Had she been older, words might have fallen from her feverish lips of how the woes, and evils, and crimes of the lower classes always react upon the upper.
She might have pictured in her dreams the drama that is ever bein’ enacted on the pages of history—of the sorely oppressed masses turnin’ on the oppressors, and drivin’ them, with themselves, out to ruin.

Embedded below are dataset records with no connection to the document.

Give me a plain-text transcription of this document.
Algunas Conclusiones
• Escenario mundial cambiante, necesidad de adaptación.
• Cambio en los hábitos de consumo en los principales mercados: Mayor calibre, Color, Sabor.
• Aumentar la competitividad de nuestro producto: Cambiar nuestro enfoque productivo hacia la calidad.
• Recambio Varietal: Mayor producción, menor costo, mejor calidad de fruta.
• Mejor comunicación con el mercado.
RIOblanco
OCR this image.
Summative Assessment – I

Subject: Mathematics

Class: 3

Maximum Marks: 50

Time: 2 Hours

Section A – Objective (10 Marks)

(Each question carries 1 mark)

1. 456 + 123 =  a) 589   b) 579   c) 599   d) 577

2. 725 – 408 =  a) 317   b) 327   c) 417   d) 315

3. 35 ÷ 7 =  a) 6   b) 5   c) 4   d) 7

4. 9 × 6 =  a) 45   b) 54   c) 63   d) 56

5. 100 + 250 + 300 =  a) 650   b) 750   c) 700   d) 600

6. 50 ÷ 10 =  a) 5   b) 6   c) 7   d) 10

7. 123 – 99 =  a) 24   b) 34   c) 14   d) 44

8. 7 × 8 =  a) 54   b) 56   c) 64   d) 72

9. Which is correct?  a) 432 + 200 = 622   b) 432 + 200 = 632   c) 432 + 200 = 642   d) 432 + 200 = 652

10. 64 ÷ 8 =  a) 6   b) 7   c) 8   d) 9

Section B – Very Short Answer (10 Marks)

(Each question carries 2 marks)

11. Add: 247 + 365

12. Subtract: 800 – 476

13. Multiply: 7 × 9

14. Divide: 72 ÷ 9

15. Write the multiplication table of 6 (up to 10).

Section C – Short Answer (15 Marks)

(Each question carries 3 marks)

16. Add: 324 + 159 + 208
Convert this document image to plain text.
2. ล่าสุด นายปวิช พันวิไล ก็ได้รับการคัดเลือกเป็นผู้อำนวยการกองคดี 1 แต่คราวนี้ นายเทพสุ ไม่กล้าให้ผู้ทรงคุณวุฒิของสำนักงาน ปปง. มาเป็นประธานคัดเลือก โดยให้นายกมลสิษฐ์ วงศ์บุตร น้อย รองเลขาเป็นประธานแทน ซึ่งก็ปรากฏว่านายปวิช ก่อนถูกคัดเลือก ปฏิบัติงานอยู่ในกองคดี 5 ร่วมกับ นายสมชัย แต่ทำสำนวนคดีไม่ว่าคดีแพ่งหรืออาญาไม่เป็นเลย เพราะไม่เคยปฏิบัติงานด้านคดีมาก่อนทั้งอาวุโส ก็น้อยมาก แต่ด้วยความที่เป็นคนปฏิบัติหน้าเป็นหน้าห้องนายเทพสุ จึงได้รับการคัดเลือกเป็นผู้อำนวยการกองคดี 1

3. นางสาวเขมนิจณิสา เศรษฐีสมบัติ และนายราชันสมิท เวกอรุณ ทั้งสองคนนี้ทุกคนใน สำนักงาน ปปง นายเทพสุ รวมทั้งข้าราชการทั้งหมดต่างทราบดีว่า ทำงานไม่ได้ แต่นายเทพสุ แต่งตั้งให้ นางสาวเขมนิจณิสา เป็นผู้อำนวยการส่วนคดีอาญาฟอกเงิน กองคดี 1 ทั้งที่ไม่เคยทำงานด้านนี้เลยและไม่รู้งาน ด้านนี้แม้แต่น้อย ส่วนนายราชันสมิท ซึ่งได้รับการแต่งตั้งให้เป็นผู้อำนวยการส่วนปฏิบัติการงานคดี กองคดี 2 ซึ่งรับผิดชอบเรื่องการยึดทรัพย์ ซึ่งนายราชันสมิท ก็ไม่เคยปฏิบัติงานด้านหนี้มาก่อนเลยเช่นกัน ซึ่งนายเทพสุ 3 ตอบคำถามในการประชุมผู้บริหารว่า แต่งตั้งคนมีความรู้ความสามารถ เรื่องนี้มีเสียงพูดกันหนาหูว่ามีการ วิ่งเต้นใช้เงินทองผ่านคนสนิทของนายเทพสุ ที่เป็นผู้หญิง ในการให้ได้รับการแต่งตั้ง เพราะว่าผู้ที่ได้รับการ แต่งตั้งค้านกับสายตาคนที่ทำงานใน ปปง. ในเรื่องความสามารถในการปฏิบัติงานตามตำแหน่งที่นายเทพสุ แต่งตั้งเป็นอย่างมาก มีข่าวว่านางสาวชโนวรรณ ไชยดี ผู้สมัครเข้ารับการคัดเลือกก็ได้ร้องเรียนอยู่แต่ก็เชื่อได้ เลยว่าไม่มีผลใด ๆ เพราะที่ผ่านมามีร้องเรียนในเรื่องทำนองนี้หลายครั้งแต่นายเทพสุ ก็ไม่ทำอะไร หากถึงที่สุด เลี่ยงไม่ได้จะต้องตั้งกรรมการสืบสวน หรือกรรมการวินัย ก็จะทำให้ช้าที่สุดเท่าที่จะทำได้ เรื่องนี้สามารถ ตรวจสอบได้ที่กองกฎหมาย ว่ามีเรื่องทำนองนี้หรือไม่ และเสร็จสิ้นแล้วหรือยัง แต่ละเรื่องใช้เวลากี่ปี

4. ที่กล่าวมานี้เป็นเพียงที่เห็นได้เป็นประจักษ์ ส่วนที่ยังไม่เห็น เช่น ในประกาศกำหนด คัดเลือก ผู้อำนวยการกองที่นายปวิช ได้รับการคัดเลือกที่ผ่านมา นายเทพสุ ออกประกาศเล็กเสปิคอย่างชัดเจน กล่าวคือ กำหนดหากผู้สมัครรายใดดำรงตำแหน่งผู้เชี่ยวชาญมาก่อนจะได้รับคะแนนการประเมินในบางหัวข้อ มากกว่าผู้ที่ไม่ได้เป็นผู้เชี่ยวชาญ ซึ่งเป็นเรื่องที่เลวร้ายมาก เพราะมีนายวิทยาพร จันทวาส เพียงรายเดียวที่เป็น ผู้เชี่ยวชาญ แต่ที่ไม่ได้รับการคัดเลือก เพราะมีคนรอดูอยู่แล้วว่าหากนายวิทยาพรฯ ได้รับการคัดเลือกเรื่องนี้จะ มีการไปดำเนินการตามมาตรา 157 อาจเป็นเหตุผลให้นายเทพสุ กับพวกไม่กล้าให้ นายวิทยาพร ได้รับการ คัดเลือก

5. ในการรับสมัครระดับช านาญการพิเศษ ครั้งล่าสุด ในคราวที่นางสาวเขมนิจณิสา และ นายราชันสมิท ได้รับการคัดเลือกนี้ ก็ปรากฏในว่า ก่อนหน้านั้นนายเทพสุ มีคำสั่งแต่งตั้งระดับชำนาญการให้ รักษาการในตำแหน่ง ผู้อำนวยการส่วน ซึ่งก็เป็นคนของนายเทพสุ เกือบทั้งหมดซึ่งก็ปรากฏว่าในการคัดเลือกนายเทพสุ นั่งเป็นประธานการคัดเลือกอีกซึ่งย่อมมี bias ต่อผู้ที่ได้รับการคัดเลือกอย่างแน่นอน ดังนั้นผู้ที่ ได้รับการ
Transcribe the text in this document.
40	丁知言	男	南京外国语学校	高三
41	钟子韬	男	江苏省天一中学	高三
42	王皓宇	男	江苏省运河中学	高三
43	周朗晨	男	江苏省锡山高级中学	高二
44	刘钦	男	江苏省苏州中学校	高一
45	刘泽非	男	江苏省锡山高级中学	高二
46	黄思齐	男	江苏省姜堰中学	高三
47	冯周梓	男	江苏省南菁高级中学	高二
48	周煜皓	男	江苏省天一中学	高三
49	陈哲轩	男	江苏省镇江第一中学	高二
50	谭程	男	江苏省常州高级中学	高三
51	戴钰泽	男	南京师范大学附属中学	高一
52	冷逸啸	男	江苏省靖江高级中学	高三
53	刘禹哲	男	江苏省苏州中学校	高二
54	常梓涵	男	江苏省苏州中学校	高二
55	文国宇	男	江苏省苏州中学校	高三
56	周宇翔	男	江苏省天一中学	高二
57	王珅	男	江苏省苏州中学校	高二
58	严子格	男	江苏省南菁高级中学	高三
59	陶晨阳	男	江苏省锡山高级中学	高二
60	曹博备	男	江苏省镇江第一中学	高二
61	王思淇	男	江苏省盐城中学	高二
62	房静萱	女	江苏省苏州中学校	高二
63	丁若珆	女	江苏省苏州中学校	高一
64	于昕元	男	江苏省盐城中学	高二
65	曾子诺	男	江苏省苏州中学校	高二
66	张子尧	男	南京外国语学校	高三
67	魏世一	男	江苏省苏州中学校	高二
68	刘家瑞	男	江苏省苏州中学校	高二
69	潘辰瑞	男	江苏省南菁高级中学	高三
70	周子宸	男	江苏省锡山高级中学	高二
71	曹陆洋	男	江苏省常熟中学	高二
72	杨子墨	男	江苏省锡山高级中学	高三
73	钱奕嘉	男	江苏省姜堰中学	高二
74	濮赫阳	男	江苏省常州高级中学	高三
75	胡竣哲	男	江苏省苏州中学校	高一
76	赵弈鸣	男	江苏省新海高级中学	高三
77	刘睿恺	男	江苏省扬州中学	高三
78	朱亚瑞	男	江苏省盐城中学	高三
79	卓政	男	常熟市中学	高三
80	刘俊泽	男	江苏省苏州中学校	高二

Pages smeared with blood might have passed before her, and she might have dreamed—for she wuz very delerious—she might have dreamed of the time when our statesmen and lawgivers would pause awhile from their hard task of punishin’ crime, and bend their energies upon avertin’ it—
Helpin’ the poor to better lives, helpin’ them to justice. Takin’ the small hands of the children, and leadin’ them away from the overcrowded prisons and penitentaries toward better lives—
When Charity (a good creeter, too, Charity is) but when she would step aside and let Justice and True Wisdom go ahead for a spell—
When co-operative business would equalize wealth to a greater degree—when the government would control the great enterprises, needed by all, but addin’ riches to but few—when comfort would nourish self-respect, and starved vice retreat before the dawnin’ light of happiness.
Had she been older she might have babbled of all this as she lay there, a victim of wrong inflicted on the low—a martyr to the folly of the rich, and their injustice toward the poor.